The prosecutor’s office said no suspects had been arrested as of Tuesday afternoon and that its investigation was ongoing.
Loureiro, who joined MIT in 2016, was named last year to head MIT’s Plasma Science and Fusion Center, where he aimed to advance clean energy technology and other research. The center, one of the school’s largest labs, had more than 250 people working in seven buildings when he took over.
Loureiro, who was married, grew up in Viseu, central Portugal, and studied in Lisbon before earning a doctorate in London, according to MIT. He was a researcher at a nuclear fusion institute in Lisbon before joining MIT, the press release said.
“He shone brightly as a mentor, friend, teacher, colleague and leader, and was universally admired for his articulate and compassionate manner,” Dennis Whyte, an engineering professor who previously directed MIT’s Plasma Science and Fusion Center, told a campus publication.
MIT President Sally Kornbluth said in a statement that Loureiro’s death was a “shocking loss.”
The Brookline homicide investigation comes as police in Providence, Rhode Island, about 50 miles away, continue to search for the shooter who killed two students and injured nine others at Brown University on Saturday. The FBI said Tuesday there was no connection between the crimes.

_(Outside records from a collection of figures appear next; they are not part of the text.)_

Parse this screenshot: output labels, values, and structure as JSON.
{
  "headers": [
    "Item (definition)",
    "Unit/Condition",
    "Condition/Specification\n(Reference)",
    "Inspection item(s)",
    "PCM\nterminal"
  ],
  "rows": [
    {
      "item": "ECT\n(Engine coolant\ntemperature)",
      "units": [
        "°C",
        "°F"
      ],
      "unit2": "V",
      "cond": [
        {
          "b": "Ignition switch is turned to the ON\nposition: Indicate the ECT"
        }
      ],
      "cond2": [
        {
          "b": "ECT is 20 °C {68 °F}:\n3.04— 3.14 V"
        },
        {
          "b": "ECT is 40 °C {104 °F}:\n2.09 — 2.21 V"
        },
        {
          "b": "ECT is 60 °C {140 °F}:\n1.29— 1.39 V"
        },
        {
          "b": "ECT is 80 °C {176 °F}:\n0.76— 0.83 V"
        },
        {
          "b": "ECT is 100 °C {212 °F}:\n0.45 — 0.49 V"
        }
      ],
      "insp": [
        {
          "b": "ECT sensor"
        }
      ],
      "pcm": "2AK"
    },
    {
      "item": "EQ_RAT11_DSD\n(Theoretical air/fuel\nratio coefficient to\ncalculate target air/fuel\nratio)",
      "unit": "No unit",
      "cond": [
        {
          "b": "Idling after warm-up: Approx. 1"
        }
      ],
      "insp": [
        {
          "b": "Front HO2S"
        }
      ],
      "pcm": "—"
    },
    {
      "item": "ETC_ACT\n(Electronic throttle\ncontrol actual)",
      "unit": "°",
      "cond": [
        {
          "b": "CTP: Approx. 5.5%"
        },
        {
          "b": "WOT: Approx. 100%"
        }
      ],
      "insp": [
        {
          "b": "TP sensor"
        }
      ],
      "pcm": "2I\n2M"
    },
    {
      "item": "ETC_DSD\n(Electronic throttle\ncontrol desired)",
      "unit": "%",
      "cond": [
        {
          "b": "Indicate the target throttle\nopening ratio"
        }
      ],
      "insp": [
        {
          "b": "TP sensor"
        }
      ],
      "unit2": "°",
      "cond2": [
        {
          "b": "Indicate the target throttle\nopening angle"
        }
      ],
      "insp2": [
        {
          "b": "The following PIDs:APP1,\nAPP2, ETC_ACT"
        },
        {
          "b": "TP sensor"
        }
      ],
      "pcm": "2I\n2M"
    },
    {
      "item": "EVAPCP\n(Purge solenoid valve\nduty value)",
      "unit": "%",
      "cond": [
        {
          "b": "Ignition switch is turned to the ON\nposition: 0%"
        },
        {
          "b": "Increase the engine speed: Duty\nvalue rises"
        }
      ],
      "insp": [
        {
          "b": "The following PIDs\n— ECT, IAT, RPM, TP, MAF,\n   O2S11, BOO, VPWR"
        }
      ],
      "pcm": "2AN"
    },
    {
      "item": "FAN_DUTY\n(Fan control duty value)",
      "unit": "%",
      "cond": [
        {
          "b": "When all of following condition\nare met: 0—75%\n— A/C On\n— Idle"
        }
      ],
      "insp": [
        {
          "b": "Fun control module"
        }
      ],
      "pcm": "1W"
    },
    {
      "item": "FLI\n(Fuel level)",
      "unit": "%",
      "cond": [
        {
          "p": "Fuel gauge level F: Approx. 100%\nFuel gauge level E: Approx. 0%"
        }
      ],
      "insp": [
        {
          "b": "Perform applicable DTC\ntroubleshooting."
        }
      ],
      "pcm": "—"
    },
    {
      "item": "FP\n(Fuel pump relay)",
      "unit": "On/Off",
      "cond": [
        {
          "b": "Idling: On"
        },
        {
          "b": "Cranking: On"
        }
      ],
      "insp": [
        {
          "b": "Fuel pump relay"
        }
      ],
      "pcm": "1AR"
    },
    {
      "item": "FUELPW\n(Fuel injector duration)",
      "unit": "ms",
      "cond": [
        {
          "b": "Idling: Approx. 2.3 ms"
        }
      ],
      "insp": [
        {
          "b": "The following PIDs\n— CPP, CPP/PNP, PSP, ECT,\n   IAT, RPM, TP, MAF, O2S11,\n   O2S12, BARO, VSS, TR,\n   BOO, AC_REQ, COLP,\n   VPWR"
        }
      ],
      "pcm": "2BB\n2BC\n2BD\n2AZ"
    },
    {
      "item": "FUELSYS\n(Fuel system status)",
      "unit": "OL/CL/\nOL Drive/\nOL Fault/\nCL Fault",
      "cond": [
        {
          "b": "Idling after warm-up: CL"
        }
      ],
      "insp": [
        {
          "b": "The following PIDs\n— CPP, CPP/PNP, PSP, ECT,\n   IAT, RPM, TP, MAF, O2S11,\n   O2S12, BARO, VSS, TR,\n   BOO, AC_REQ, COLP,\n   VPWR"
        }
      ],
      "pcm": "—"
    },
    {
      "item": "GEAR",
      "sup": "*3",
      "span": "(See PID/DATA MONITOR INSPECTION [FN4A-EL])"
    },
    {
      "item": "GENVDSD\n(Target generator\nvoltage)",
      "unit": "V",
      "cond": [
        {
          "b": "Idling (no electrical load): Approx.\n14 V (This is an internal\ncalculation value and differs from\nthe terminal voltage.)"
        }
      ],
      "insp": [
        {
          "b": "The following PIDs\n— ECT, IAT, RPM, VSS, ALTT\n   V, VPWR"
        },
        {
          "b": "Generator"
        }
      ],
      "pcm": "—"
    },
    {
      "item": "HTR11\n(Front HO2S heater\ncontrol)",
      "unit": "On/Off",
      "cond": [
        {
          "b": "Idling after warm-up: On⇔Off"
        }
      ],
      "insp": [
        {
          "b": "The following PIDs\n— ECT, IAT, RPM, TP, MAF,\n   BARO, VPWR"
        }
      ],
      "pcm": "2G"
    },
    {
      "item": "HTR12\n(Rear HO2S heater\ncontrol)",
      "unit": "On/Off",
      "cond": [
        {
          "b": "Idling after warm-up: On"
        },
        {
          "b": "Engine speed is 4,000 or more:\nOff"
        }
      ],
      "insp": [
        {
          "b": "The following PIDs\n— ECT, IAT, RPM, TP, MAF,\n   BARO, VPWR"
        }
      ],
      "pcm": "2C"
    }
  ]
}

A 22-year-old Boston University student who lives near Loureiro’s Brookline apartment told the Boston Globe that she heard three loud noises Monday night and feared they were gunshots. “I had never heard anything that loud, so I assumed it was gunshots,” Liv Schachner reportedly said. “It’s hard to understand. It seems like it keeps happening.”
Some of Loureiro’s students went to his home, an apartment in a three-story brick building, on Tuesday afternoon to pay their respects, the Globe reported.
The United States Ambassador to Portugal, John J. Arrigo, expressed his condolences in an online message honoring Loureiro for his leadership and contributions to science.
“It is not hyperbole to say that MIT is the place where we can find solutions to humanity’s greatest problems,” Loureiro said when he was named head of the plasma science laboratory last year. “Fusion energy will change the course of human history.”